Lecture 3 – Data 100, Spring 2025¶

Data 100, Spring 2025

Acknowledgments Page

A demonstration of advanced pandas syntax to accompany Lecture 3.

In [1]:
import numpy as np
import pandas as pd
In [2]:
# Loading the elections DataFrame
elections = pd.read_csv("data/elections.csv")

elections.head() 
Out[2]:
Year Candidate Party Popular vote Result %
0 1824 Andrew Jackson Democratic-Republican 151271 loss 57.210122
1 1824 John Quincy Adams Democratic-Republican 113142 win 42.789878
2 1828 Andrew Jackson Democratic 642806 win 56.203927
3 1828 John Quincy Adams National Republican 500897 loss 43.796073
4 1832 Andrew Jackson Democratic 702735 win 54.574789

Integer-Based Extraction Using iloc¶

iloc selects items by row and column integer position.

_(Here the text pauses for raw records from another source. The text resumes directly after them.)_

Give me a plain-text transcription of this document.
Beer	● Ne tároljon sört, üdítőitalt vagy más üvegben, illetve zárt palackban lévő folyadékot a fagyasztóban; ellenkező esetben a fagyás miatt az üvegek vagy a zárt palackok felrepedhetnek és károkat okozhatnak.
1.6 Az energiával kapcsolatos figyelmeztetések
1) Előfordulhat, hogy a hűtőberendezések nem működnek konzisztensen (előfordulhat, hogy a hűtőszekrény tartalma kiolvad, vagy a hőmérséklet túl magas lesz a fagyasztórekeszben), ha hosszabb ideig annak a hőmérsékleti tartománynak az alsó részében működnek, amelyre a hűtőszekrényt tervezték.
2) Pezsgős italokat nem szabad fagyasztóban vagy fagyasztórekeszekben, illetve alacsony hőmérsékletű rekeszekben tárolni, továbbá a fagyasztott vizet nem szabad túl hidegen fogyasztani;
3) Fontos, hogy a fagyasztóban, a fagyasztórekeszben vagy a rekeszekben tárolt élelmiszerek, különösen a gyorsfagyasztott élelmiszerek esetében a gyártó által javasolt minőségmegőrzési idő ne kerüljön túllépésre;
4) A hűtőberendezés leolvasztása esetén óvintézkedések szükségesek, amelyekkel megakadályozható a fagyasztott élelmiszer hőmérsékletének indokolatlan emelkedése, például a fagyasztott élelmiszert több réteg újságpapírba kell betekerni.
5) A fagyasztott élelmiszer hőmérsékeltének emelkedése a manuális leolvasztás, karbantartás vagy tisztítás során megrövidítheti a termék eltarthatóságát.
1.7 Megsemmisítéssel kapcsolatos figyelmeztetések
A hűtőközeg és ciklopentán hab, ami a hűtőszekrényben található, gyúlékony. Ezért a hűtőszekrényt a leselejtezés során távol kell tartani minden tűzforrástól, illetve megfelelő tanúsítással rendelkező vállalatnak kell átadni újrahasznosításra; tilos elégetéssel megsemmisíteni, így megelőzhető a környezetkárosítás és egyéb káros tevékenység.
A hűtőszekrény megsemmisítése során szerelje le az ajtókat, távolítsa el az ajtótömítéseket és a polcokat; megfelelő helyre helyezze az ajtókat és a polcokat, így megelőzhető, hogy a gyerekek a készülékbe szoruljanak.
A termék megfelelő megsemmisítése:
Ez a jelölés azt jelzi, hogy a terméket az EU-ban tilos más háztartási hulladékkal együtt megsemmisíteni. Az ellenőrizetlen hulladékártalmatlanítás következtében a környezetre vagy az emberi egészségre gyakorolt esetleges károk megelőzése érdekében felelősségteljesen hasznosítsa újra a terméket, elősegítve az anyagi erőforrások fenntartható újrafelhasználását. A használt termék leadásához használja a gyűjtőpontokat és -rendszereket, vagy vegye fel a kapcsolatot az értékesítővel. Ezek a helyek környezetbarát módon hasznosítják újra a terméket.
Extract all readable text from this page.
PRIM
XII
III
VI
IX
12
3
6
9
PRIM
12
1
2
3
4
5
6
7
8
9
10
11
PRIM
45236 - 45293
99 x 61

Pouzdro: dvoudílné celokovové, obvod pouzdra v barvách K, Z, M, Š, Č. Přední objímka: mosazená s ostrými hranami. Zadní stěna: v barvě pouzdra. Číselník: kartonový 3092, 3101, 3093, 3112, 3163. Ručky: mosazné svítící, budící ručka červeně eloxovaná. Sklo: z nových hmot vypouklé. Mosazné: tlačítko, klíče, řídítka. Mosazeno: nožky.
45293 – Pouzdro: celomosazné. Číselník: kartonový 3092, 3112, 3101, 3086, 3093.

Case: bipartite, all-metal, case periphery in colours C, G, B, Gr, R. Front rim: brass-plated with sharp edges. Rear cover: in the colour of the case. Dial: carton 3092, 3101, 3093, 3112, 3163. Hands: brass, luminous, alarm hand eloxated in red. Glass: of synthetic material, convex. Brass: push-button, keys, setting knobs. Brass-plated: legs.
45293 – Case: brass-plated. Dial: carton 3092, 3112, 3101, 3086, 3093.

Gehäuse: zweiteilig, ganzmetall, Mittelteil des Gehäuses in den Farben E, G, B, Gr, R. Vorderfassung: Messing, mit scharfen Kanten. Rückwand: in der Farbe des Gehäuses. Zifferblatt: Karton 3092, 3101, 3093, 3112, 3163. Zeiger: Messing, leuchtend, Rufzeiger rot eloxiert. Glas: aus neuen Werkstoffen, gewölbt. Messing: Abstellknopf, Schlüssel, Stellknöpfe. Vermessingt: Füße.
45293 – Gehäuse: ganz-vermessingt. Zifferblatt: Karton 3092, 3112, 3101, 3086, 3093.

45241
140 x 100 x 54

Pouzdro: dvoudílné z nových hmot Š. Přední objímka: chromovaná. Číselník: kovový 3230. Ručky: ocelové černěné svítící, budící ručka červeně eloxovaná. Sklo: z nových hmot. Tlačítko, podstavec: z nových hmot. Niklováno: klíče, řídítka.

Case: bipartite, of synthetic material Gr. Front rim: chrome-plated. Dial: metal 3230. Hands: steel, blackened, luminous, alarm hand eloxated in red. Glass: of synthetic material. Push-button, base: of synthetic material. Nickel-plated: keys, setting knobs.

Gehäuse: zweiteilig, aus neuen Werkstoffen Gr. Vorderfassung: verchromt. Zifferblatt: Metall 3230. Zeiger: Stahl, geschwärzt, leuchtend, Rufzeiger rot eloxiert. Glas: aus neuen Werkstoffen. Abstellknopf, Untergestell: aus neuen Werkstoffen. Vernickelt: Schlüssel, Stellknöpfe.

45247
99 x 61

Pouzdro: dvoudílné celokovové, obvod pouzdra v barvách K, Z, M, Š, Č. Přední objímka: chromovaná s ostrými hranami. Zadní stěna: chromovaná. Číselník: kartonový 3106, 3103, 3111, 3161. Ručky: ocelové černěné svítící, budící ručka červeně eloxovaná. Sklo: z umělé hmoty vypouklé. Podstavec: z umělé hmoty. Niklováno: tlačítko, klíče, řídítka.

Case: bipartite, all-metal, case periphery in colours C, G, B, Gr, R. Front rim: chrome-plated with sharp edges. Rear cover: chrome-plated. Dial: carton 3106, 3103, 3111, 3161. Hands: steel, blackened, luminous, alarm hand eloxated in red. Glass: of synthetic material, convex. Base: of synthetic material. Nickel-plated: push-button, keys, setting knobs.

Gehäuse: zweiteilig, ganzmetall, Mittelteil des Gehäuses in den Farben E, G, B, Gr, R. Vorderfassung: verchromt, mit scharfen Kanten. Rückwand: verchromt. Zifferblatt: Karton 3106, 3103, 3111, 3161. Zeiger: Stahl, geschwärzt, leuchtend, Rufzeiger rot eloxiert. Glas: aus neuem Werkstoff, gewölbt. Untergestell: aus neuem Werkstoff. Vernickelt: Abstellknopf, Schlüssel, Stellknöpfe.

Arguments to .iloc can be:

  1. A list.
  2. A slice (syntax is exclusive of the right hand side of the slice).
  3. A single value.
In [3]:
# Select the rows at positions 1, 2, and 3.
# Select the columns at positions 0, 1, and 2.
# Remember that Python indexing begins at position 0!
elections.iloc[[1, 2, 3], [0, 1, 2]]
Out[3]:
Year Candidate Party
1 1824 John Quincy Adams Democratic-Republican
2 1828 Andrew Jackson Democratic
3 1828 John Quincy Adams National Republican
In [4]:
# Index-based extraction using a list of rows and a slice of 
# column integer positions 
elections.iloc[[1, 2, 3], 0:3]
Out[4]:
Year Candidate Party
1 1824 John Quincy Adams Democratic-Republican
2 1828 Andrew Jackson Democratic
3 1828 John Quincy Adams National Republican
In [5]:
# Selecting all rows using a colon
elections.iloc[:, 0:3]
Out[5]:
Year Candidate Party
0 1824 Andrew Jackson Democratic-Republican
1 1824 John Quincy Adams Democratic-Republican
2 1828 Andrew Jackson Democratic
3 1828 John Quincy Adams National Republican
4 1832 Andrew Jackson Democratic
... ... ... ...
182 2024 Donald Trump Republican
183 2024 Kamala Harris Democratic
184 2024 Jill Stein Green
185 2024 Robert Kennedy Independent
186 2024 Chase Oliver Libertarian Party

187 rows × 3 columns

In [6]:
# Extracting data from one column
elections.iloc[[1, 2, 3], 1]
Out[6]:
1    John Quincy Adams
2       Andrew Jackson
3    John Quincy Adams
Name: Candidate, dtype: object
In [7]:
# Extracting the value at row 0 and the second column
elections.iloc[0,1]
Out[7]:
'Andrew Jackson'

Context-dependent Extraction using []¶

We could technically do anything we want using loc or iloc. However, in practice, the [] operator is often used instead to yield more concise code.

[] is a bit trickier to understand than loc or iloc, but it achieves essentially the same functionality. The difference is that [] is context-dependent.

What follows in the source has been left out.